Der Niederländer Hans Berenberg emigrierte in die deutsche Stadt Hamburg und gründete dort 1590 ein Handelshaus, aus dem später die Berenberg Bank hervorging. Hans Berenberg hatte geschäftlichen Kontakt zu Engländern. Die folgenden Generationen der Familie fanden Anschluss an die Elite der Stadt Hamburg und besetzten dort Ämter. Sie knüpften Kontakte zu Geschäftsleuten aus anderen Ländern und wurden im internationalen Handel und der Schifffahrt aktiv.
Anfang des 17. Jahrhunderts waren von den 42 umsatzstärksten Unternehmen in Hamburg 32 niederländischen Ursprungs. Die Berenberg Familie stand an fünfzehnter Stelle. (Quelle: Seite 4)
Ab der zweiten Hälfte des 18. Jahrhunderts konzentrierte sich das Familienunternehmen auf Finanzgeschäfte und wurde zu einer Bank. Johann Hinrich Gossler (1738-1790) wurde Mitinhaber der Berenberg Bank und heiratete die letzte Erbin der Berenberg Familie. Die Bank wird bis heute von ihren Nachkommen kontrolliert.
Berenberg-Gossler im 19. Jahrhundert
Im 19. Jahrhundert war die Berenberg Bank eine der reichsten deutschen Banken (Quelle).

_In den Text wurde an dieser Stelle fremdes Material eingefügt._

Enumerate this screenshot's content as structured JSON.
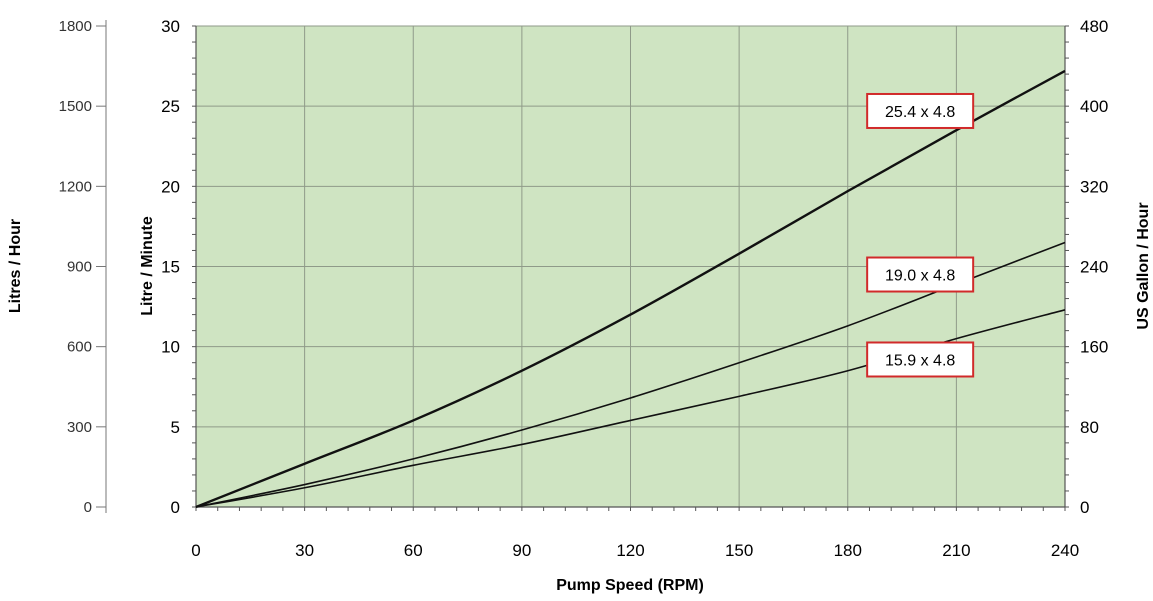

Wilhelm Gossler (1811-1895) war fast 30 Jahre lang im Aufsichtsrat der Norddeutschen Bank, die damals die führende Hamburger Bank war (Quelle: Seite 144). Er heiratete in die Hamburger Bankiersfamilie Donner, die bis heute aktiv ist. Der Cousin seiner Frau, Bernhard Donner, heiratete eine Tochter von Johann Heinrich Schröder. (Quelle) Dieser war der Stammvater der Hamburger Bankiersfamilie Schröder. Ein Familienzweig der Schröders ist seit 200 Jahren eine der führenden Familien im britischen Finanzwesen. Nach Angaben von Geni.com war Mary Hertz (1866-1934) aus Hamburg eine Enkelin von Wilhelm Gossler. Mary Hertz heiratete in die deutsch-jüdische Warburg Familie, die bis heute eine der führenden Hamburger Bankiersfamilien ist. Im 20. Jahrhundert spielten die Warburgs auch eine führende Rolle im britischen und US-amerikanischen Finanzwesen.
Erdwin Amsinck (1826-1897) kam mütterlicherseits aus der Gossler Familie. Väterlicherseits kam er aus der Amsinck Familie, die im 19. Jahrhundert zur Elite Hamburgs gehörte und im internationalen Handel aktiv war. Sie stammt wie die Berenberg Familie von protestantischen Glaubensflüchtlingen ab, die im 16. Jahrhundert die Niederlande verlassen mussten und dann nach Hamburg emigrierten. Erdwin Amsinck war 1870 Mitgründer der Commerzbank. Sie entwickelte sich schnell zu einer der führenden Grossbanken Deutschlands und ist bis heute eine der grössten deutschen Banken. Zu den Gründern der Commerzbank gehörten die bereits erwähnten Hamburger Bankiersfamilien Donner und Warburg sowie die damals führenden deutsch-jüdischen Bankiersfamilien Goldschmidt und Mendelssohn. (Quelle)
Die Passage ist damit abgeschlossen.